Il Consiglio di Stato in sede giurisdizionale
Sezione Quinta, definitivamente pronunciando sull’appello, come in epigrafe proposto, lo accoglie.
Condanna la signora Ma. Gr. al pagamento delle spese del doppio grado di giudizio in favore del Comune di (omissis), che liquida in euro 2.000,00, oltre accessori, se dovuti.
Ordina che la presente sentenza sia eseguita dall’autorità amministrativa.

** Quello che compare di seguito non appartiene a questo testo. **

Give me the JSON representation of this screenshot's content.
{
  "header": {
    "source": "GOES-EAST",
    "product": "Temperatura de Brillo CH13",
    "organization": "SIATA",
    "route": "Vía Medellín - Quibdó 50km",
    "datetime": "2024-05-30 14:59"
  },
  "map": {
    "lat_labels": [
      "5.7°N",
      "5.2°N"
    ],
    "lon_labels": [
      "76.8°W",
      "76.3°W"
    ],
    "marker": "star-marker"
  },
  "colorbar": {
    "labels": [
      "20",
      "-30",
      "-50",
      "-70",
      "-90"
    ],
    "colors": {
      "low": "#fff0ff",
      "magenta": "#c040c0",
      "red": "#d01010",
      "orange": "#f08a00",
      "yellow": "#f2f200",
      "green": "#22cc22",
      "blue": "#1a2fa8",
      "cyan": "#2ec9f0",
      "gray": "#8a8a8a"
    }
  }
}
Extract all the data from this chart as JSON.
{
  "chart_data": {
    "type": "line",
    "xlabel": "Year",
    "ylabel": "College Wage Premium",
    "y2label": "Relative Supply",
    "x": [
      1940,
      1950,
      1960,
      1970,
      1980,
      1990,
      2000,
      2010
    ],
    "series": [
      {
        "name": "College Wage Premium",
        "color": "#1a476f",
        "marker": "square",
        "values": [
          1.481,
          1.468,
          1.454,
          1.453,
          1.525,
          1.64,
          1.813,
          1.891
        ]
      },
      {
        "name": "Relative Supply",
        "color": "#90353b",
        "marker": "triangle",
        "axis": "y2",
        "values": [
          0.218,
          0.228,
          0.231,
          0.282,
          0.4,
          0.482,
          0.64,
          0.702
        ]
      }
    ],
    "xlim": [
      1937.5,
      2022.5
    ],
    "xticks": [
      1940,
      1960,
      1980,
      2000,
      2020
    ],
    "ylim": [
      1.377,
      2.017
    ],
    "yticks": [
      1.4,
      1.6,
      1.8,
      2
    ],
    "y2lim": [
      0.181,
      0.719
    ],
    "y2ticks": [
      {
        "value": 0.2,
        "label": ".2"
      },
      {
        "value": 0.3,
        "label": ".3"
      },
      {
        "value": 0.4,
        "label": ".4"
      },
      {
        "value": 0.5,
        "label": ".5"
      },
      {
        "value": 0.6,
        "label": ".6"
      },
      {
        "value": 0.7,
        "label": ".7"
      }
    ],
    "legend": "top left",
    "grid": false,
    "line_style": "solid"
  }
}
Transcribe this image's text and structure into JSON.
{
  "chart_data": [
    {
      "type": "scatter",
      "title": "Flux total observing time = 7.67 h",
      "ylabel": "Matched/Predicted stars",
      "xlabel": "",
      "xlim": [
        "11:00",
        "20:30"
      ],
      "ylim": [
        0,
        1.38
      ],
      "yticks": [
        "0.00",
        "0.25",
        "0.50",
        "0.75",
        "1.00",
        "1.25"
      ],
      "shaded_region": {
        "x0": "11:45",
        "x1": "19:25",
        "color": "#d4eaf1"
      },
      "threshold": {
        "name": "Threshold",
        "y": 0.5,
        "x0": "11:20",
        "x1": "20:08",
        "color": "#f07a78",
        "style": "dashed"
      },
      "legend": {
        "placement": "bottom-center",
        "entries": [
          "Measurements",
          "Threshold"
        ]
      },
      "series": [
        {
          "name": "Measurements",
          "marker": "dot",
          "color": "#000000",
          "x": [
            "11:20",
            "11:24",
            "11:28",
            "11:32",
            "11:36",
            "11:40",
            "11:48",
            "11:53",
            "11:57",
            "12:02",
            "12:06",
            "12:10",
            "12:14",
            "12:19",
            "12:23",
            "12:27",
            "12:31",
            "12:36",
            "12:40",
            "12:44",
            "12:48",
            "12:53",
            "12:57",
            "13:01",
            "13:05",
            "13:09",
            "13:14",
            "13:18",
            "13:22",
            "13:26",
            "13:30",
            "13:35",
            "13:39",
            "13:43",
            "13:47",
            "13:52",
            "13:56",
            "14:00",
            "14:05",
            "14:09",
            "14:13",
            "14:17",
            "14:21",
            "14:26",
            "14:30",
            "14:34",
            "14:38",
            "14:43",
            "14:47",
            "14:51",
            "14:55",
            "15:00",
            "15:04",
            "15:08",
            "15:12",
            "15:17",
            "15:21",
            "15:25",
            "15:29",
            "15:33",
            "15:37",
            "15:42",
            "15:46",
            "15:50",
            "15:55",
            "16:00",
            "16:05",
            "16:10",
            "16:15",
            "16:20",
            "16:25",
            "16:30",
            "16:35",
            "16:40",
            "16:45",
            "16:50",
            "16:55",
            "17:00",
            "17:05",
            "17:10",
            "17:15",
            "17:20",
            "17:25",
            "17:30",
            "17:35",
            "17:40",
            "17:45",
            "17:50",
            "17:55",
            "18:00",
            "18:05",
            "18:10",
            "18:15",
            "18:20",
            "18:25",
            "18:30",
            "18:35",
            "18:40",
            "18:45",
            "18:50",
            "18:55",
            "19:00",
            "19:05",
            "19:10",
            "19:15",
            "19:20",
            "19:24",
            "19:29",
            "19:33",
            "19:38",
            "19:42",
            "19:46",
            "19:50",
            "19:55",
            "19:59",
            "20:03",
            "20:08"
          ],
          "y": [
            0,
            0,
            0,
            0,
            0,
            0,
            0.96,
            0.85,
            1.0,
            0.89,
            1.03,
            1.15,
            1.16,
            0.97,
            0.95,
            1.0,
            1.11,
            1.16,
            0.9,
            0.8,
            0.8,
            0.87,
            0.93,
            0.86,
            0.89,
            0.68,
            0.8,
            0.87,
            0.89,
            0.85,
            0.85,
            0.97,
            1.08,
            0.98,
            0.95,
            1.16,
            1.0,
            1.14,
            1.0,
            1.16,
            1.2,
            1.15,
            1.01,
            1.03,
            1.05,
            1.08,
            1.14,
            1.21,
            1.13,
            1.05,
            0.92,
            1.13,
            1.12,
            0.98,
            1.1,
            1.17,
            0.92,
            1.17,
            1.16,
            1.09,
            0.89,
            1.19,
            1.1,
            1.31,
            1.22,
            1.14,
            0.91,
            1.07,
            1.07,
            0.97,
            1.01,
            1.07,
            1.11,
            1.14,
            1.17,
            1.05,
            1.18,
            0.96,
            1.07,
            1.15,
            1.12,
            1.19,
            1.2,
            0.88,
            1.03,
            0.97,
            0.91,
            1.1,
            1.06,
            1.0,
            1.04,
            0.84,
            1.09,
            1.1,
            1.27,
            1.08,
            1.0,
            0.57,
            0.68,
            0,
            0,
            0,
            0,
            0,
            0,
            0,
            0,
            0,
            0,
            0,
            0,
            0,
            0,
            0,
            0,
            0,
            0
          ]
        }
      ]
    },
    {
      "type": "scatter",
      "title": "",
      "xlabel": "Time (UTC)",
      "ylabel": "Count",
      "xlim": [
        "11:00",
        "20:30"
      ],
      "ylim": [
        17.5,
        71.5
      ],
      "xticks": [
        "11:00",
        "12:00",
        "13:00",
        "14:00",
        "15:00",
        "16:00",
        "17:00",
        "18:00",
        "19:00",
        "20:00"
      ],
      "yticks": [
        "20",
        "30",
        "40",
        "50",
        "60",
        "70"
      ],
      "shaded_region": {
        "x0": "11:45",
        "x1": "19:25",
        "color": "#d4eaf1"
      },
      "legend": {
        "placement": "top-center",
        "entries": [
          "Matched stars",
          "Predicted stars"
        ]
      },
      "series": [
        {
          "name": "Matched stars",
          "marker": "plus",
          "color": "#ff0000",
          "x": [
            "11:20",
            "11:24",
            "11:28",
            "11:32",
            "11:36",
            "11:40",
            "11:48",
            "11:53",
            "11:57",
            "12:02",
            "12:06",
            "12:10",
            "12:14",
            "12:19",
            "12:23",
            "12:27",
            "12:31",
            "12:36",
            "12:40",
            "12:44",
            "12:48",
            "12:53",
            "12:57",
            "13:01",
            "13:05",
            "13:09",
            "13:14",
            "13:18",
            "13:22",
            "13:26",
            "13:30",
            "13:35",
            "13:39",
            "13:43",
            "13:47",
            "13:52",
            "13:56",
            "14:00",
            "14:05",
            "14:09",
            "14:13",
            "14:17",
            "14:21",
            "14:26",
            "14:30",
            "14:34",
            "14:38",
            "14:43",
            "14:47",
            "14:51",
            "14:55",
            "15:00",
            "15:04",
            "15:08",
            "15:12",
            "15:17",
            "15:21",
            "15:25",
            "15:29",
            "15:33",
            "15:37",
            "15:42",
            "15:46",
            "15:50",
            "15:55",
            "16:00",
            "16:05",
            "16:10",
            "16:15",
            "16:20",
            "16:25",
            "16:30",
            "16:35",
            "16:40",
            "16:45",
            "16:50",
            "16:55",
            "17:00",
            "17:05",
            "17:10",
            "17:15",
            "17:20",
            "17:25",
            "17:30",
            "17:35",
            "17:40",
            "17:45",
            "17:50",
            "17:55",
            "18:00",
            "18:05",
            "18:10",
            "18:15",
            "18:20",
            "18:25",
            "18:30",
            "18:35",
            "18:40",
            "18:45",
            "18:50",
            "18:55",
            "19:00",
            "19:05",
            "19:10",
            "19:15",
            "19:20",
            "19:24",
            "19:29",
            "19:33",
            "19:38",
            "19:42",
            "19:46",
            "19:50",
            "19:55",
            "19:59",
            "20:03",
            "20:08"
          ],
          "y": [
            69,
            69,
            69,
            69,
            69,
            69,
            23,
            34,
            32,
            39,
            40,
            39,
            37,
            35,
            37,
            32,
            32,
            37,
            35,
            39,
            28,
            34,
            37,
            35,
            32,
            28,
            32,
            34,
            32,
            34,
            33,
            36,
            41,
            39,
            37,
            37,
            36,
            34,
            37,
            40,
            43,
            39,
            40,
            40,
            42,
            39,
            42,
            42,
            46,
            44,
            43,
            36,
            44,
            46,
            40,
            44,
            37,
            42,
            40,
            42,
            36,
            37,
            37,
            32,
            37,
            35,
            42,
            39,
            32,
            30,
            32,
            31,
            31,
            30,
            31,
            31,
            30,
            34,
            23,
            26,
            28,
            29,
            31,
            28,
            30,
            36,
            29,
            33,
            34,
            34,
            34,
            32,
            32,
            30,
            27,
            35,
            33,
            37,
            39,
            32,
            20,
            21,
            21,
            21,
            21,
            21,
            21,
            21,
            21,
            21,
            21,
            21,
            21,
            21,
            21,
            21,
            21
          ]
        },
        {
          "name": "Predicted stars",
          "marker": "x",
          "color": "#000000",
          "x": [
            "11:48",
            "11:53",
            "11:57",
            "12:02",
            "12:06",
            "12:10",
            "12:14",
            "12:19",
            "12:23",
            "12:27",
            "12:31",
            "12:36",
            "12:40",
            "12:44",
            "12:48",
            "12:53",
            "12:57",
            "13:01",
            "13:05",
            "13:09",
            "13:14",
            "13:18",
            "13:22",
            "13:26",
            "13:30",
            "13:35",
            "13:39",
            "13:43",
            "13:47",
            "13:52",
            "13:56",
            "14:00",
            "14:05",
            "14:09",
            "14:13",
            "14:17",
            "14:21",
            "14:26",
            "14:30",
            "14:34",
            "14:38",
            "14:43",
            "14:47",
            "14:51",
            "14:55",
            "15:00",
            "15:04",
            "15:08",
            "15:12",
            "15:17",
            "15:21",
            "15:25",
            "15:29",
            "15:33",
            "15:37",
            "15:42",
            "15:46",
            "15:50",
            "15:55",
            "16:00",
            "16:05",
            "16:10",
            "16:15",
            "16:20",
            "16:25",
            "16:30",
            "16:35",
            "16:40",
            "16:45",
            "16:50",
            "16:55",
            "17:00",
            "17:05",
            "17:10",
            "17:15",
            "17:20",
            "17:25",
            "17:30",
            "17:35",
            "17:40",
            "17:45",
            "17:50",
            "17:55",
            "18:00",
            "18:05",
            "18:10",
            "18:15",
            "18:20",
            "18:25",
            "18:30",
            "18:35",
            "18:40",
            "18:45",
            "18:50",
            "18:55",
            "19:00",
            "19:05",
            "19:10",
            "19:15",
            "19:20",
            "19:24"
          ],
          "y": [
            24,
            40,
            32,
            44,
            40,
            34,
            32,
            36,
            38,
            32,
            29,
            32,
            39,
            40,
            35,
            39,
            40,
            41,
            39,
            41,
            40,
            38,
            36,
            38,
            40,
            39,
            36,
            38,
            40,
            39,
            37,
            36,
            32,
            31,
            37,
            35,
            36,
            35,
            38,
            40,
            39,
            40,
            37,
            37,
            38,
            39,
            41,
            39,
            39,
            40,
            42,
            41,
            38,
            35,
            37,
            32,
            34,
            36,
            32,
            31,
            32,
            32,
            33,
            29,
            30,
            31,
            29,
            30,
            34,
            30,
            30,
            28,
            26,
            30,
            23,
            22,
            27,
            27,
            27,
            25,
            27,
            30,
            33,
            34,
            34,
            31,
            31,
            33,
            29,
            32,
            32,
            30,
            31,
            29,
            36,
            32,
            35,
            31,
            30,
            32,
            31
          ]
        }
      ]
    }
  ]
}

Così deciso dalla Sezione Quinta del Consiglio di Stato con sede in Roma nella camera di consiglio del giorno 9 marzo 2012, tenutasi con modalità da remoto e con la contemporanea e continuativa presenza dei magistrati:
Sergio Santoro – Presidente
Oreste Mario Caputo – Consigliere
Francesco Gambato Spisani – Consigliere
Giovanni Sabbato – Consigliere
Antonella Manzione – Consigliere, Estensore

 

In caso di diffusione omettere le generalità e gli altri dati identificativi dei soggetti interessati nei termini indicati.